Sécurité routière : 2025, l’année de trop pour les routes sénégalaises

L’hécatombe routière enregistrée en 2025 dépasse largement le cadre du simple fait divers pour s’imposer comme un véritable problème de gouvernance publique. Derrière les chiffres alarmants des accidents mortels se dessine une réalité plus profonde : celle d’un système de transport fragilisé, insuffisamment encadré et confronté à des défis structurels longtemps restés sans réponses durables.

Pour Cheikh Tidiane Sarr, président de l’Association des cavaliers de la sécurité routière du Sénégal, l’année écoulée constitue un signal d’alerte majeur. « Nous ne sommes plus dans la fatalité, mais dans l’urgence d’agir », soutient-il, pointant notamment l’état de délabrement avancé du parc automobile, devenu l’un des maillons faibles de la chaîne de sécurité routière.

Véhicules hors d’âge, contrôles techniques peu rigoureux et absence de mécanismes incitatifs au renouvellement du matériel roulant exposent quotidiennement des milliers d’usagers à des risques pourtant évitables.
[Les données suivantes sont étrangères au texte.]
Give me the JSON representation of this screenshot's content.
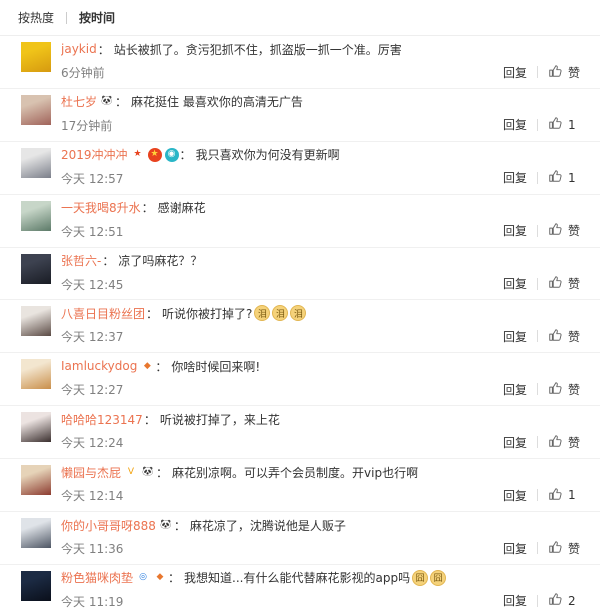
{
  "sort_tabs": {
    "hot": "按热度",
    "time": "按时间"
  },
  "actions": {
    "reply": "回复"
  },
  "comments": [
    {
      "user": "jaykid",
      "badges": [],
      "text": "站长被抓了。贪污犯抓不住，抓盗版一抓一个准。厉害",
      "emojis": [],
      "time": "6分钟前",
      "likes": "赞",
      "avatar_colors": [
        "#f0c419",
        "#d69a10"
      ]
    },
    {
      "user": "杜七岁",
      "badges": [
        {
          "glyph": "🐼",
          "bg": "#ffffff",
          "color": "#333"
        }
      ],
      "text": "麻花挺住 最喜欢你的高清无广告",
      "emojis": [],
      "time": "17分钟前",
      "likes": "1",
      "avatar_colors": [
        "#d8c2b0",
        "#a0635a"
      ]
    },
    {
      "user": "2019冲冲冲",
      "badges": [
        {
          "glyph": "★",
          "bg": "#ffffff",
          "color": "#e8421e"
        },
        {
          "glyph": "★",
          "bg": "#e8421e",
          "color": "#ffd23a"
        },
        {
          "glyph": "◉",
          "bg": "#2ab6c7",
          "color": "#ffffff"
        }
      ],
      "text": "我只喜欢你为何没有更新啊",
      "emojis": [],
      "time": "今天 12:57",
      "likes": "1",
      "avatar_colors": [
        "#e6e6e6",
        "#7b7f8a"
      ]
    },
    {
      "user": "一天我喝8升水",
      "badges": [],
      "text": "感谢麻花",
      "emojis": [],
      "time": "今天 12:51",
      "likes": "赞",
      "avatar_colors": [
        "#c7d6c8",
        "#5c7a68"
      ]
    },
    {
      "user": "张哲六-",
      "badges": [],
      "text": "凉了吗麻花？？",
      "emojis": [],
      "time": "今天 12:45",
      "likes": "赞",
      "avatar_colors": [
        "#3d4250",
        "#191c24"
      ]
    },
    {
      "user": "八喜日目粉丝团",
      "badges": [],
      "text": "听说你被打掉了?",
      "emojis": [
        "泪",
        "泪",
        "泪"
      ],
      "time": "今天 12:37",
      "likes": "赞",
      "avatar_colors": [
        "#e9e4df",
        "#5a4a44"
      ]
    },
    {
      "user": "Iamluckydog",
      "badges": [
        {
          "glyph": "◆",
          "bg": "#ffffff",
          "color": "#e8772e"
        }
      ],
      "text": "你啥时候回来啊!",
      "emojis": [],
      "time": "今天 12:27",
      "likes": "赞",
      "avatar_colors": [
        "#f3e6cf",
        "#c98f4a"
      ]
    },
    {
      "user": "哈哈哈123147",
      "badges": [],
      "text": "听说被打掉了，来上花",
      "emojis": [],
      "time": "今天 12:24",
      "likes": "赞",
      "avatar_colors": [
        "#ece3e1",
        "#3a2f2e"
      ]
    },
    {
      "user": "懒园与杰屁",
      "badges": [
        {
          "glyph": "V",
          "bg": "#ffffff",
          "color": "#f2a20c"
        },
        {
          "glyph": "🐼",
          "bg": "#ffffff",
          "color": "#333"
        }
      ],
      "text": "麻花别凉啊。可以弄个会员制度。开vip也行啊",
      "emojis": [],
      "time": "今天 12:14",
      "likes": "1",
      "avatar_colors": [
        "#e6d3b8",
        "#8c3b2f"
      ]
    },
    {
      "user": "你的小哥哥呀888",
      "badges": [
        {
          "glyph": "🐼",
          "bg": "#ffffff",
          "color": "#333"
        }
      ],
      "text": "麻花凉了，沈腾说他是人贩子",
      "emojis": [],
      "time": "今天 11:36",
      "likes": "赞",
      "avatar_colors": [
        "#dfe3e8",
        "#4d5563"
      ]
    },
    {
      "user": "粉色猫咪肉垫",
      "badges": [
        {
          "glyph": "◎",
          "bg": "#ffffff",
          "color": "#2a7ee0"
        },
        {
          "glyph": "◆",
          "bg": "#ffffff",
          "color": "#e8772e"
        }
      ],
      "text": "我想知道...有什么能代替麻花影视的app吗",
      "emojis": [
        "囧",
        "囧"
      ],
      "time": "今天 11:19",
      "likes": "2",
      "avatar_colors": [
        "#1c2b44",
        "#0a0f1a"
      ]
    }
  ]
}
À ces insuffisances s’ajoute l’expansion incontrôlée des motos-taxis, dont la contribution à la mobilité urbaine contraste fortement avec les défis qu’ils posent en matière de sécurité, de formation des conducteurs et de traçabilité administrative.

L’immatriculation systématique de ces engins, longtemps évoquée sans être pleinement appliquée, apparaît désormais comme une nécessité stratégique plutôt qu’une simple mesure administrative. Pour les acteurs du secteur, il s’agit d’un préalable indispensable à toute politique de régulation crédible et efficace.

Au-delà de l’état des véhicules, les professionnels du transport interpellent également l’État sur les choix réglementaires actuels, notamment l’interdiction de la circulation nocturne des transports interurbains. Si cette mesure vise à réduire les risques d’accidents, elle met surtout en lumière les limites d’une approche essentiellement restrictive, qui ne s’attaque pas aux causes profondes de l’insécurité routière : insuffisance des infrastructures, éclairage public défaillant, signalisation obsolète et manque de postes de contrôle modernes.

À l’aube de 2026, les acteurs du transport appellent à un changement de paradigme, fondé sur la prévention, l’investissement et la concertation. Plus qu’un simple bilan annuel, l’année 2025 s’impose ainsi comme le moment charnière où la sécurité routière ne peut plus être traitée comme une urgence ponctuelle, mais doit être érigée en priorité nationale durable.